盛维看着李氏这般惊讶的样子,轻声道:“你这般大声做什么啊!我也只是猜测罢了,不过,说真的,二房家产虽然不薄,但对上瑾堂弟的身家实属是不够看啊!瑾堂弟若是不要二房的家产八成也是看不上的原因吧,这样也好,免得无畏争执,再说了,不是这样,恐怕纮堂弟那里也不会这么容易松口过继孩子吧,更何况二房的家产加起来可能都没有瑾堂弟给的多呢。”
李氏看到自己的官人都这么说了,也没办法再说什么了,只能在心里暗暗咬牙道:“真是便宜了王若弗了。”
李氏瞬间没有心情再说这件事情了,毕竟她一想到王若弗得了便宜就来气,于是她转移话题道:“官人,我打算在明姐儿和安哥儿的见面礼上再添上几成,如今天色已晚,只能明天再送过去,你看行吗?”
盛维对于李氏办事情还是放心的,他面带微笑,语气中带着些许恭维,道:“一切都听娘子的,娘子办事我放心啊!”
李氏闻言又满脸笑意的与盛维打趣了几句后,二人便就寝了,而另一边的盛纭和胡二牛也在讨论盛瑾,盛纭一边打量着手上拿的珍珠手链和青玉玉佩,一边感叹道:“我这瑾堂兄的身家可真不是一般的厚啊!”
胡二牛听到盛纭的话,脸上带着憨憨的笑容,道:“瑾堂兄是国公爷,身家肯定不是一般的厚,这种好东西自然不会少,这串珍珠手链就留给桂姐儿当压箱底的嫁妆吧。”
盛纭瞪了胡二牛一眼,佯装生气,道:“看你这话说的,桂姐儿也是我亲生的,难道我还会没下她的东西不成,你什么意思啊!搞得好像你这个当爹的疼桂姐儿,我这个当娘的不疼她一样。”
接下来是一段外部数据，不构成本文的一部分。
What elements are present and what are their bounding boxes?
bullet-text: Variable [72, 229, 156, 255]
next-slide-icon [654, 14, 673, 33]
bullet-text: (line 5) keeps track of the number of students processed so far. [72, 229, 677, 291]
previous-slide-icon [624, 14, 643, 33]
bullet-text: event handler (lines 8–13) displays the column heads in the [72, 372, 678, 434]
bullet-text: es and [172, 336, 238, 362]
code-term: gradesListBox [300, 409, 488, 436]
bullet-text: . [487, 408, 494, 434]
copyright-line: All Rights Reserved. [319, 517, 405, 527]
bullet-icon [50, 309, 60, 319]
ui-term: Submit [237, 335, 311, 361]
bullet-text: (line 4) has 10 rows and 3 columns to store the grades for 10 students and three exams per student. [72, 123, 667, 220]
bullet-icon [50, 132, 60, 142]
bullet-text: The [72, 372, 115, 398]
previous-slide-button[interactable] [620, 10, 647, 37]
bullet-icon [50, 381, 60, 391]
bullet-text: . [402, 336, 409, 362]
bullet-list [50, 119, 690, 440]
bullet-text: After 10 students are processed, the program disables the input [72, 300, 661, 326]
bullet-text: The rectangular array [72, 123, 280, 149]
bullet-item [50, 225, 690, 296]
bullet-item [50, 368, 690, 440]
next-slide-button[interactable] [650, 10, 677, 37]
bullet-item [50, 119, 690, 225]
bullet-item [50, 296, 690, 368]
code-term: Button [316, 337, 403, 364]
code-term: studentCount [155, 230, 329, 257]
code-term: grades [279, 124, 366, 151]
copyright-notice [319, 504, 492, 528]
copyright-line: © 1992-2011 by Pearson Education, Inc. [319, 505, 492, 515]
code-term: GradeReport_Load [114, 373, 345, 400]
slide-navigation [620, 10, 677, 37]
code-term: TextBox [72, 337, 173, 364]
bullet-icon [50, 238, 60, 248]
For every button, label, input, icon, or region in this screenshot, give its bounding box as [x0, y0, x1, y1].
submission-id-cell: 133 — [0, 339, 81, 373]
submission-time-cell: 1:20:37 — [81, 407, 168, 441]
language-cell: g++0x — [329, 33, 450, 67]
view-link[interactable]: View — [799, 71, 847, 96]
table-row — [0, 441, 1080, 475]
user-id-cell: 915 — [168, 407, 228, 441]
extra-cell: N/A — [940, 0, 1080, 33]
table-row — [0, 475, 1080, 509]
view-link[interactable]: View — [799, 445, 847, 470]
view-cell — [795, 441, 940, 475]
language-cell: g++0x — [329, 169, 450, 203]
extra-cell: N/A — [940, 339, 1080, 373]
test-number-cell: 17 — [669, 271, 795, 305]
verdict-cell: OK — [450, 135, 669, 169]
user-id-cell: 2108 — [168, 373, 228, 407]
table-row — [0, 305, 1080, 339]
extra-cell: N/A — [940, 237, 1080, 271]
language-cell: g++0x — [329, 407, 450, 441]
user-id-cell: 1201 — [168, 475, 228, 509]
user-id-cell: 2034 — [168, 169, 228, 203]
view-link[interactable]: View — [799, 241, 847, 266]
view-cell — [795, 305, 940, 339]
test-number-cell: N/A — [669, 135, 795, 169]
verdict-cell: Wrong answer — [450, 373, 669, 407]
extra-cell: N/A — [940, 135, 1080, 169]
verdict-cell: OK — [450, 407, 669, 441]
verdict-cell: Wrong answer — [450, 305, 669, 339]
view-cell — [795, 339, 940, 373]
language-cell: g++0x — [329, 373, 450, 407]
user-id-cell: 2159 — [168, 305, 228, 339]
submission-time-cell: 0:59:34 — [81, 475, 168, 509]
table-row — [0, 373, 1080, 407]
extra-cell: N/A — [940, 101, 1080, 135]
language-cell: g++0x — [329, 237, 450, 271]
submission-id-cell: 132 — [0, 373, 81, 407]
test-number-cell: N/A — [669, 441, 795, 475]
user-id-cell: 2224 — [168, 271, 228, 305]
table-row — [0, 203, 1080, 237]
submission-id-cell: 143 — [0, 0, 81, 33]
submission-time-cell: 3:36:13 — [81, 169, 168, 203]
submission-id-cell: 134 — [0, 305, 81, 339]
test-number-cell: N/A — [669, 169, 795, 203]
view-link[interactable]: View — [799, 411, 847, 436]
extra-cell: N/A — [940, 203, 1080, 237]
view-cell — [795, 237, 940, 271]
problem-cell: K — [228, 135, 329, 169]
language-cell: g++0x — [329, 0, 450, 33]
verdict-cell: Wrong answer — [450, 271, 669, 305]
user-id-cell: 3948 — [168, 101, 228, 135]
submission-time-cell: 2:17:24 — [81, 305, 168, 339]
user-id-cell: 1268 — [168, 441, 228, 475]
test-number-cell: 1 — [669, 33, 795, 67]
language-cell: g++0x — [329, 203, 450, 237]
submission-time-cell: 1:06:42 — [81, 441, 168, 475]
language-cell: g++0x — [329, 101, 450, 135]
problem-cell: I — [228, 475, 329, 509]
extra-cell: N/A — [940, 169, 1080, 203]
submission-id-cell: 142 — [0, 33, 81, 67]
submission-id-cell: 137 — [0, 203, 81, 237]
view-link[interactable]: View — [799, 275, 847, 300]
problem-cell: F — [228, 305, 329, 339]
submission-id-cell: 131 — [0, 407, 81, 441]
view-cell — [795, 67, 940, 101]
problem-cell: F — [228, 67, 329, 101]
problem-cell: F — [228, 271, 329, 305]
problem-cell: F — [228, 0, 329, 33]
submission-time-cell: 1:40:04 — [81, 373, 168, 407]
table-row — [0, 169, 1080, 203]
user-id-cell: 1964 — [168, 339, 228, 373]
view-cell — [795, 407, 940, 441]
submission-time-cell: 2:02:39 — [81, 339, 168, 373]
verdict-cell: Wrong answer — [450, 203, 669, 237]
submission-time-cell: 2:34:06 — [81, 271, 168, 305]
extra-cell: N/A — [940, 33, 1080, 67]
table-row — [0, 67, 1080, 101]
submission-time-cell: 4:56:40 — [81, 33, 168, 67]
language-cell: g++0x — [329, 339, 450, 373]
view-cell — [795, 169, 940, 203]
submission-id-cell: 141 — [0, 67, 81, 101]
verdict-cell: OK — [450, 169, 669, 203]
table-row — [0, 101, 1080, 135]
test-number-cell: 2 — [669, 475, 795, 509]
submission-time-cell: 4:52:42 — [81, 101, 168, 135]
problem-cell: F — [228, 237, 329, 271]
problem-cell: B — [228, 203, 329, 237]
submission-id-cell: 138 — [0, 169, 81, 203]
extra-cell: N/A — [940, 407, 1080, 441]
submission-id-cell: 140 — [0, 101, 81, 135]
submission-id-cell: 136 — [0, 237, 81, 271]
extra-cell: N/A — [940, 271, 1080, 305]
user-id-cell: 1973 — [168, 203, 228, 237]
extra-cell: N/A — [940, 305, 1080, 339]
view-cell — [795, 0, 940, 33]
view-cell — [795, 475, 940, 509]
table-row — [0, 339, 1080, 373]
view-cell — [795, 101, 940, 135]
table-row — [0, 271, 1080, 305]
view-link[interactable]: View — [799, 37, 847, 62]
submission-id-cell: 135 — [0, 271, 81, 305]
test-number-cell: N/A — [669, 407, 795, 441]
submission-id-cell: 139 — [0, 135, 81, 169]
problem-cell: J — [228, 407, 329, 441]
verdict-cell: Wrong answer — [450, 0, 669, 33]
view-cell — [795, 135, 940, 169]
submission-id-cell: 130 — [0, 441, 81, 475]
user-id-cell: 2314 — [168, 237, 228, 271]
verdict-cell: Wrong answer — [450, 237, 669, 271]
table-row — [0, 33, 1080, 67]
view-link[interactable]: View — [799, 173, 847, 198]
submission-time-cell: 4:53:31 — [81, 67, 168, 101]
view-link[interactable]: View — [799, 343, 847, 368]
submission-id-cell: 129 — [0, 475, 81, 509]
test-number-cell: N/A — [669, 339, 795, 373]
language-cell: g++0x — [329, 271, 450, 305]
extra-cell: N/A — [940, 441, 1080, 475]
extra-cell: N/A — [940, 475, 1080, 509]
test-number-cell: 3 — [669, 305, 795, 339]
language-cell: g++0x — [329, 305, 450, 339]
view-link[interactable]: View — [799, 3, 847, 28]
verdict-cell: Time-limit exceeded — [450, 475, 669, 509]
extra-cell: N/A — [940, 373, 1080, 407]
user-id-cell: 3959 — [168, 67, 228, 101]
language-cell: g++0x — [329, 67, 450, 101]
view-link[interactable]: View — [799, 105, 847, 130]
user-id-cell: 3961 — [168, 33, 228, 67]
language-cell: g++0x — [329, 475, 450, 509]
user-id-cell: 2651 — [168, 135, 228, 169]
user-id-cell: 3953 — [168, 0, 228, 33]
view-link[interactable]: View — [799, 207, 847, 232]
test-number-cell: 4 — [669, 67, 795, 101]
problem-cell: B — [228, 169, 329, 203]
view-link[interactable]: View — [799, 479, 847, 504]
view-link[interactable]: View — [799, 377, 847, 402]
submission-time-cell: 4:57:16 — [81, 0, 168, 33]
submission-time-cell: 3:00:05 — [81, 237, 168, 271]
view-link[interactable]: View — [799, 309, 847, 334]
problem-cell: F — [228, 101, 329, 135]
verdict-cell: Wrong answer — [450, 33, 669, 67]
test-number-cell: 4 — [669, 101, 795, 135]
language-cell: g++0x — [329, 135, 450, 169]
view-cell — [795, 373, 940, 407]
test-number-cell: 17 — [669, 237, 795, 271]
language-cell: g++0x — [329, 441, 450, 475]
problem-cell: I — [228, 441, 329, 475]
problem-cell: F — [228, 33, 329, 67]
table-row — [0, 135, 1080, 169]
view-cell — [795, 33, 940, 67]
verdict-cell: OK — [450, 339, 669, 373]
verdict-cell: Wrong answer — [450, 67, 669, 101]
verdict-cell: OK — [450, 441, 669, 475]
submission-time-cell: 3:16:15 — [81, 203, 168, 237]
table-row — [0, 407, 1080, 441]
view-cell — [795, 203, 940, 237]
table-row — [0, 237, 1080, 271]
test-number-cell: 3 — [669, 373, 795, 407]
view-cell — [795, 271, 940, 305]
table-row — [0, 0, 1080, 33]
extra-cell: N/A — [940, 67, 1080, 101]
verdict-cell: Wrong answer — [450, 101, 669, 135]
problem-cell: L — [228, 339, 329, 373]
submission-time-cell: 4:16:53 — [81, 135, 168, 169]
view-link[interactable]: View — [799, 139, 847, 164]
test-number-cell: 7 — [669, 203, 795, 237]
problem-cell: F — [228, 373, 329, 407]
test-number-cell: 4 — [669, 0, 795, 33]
胡二牛挠了挠头,仍保持着憨憨的笑容,语气中带着一丝示弱,道:“我这不多嘴说了一句嘛,好,我该打,你别生气了,好娘子。”
盛纭扑通的笑了一声,道:“下次不许说了,我要去再添几成见面礼了,恐怕我那大嫂嫂此时也在添见面礼了,我们不好比她多,但也不能少到哪里去。”
胡二牛一脸我听娘子的表情,道:“这些我不懂,娘子你看着办吧,我都听你的,早点睡,别累坏了身子。”
盛纭看着这样的胡二牛,心里一暖,随即想道:“这就是我为什么当初选择他的原因,至少他是真心爱着我,护着我的,也许他不是最好的官人,但至少在我心里,他是最好的。”
盛纭满脸笑容的点头表示知道了,而胡二牛虽说不懂这些,但还是陪着盛纭,给盛纭搭把手将这些东西准备好。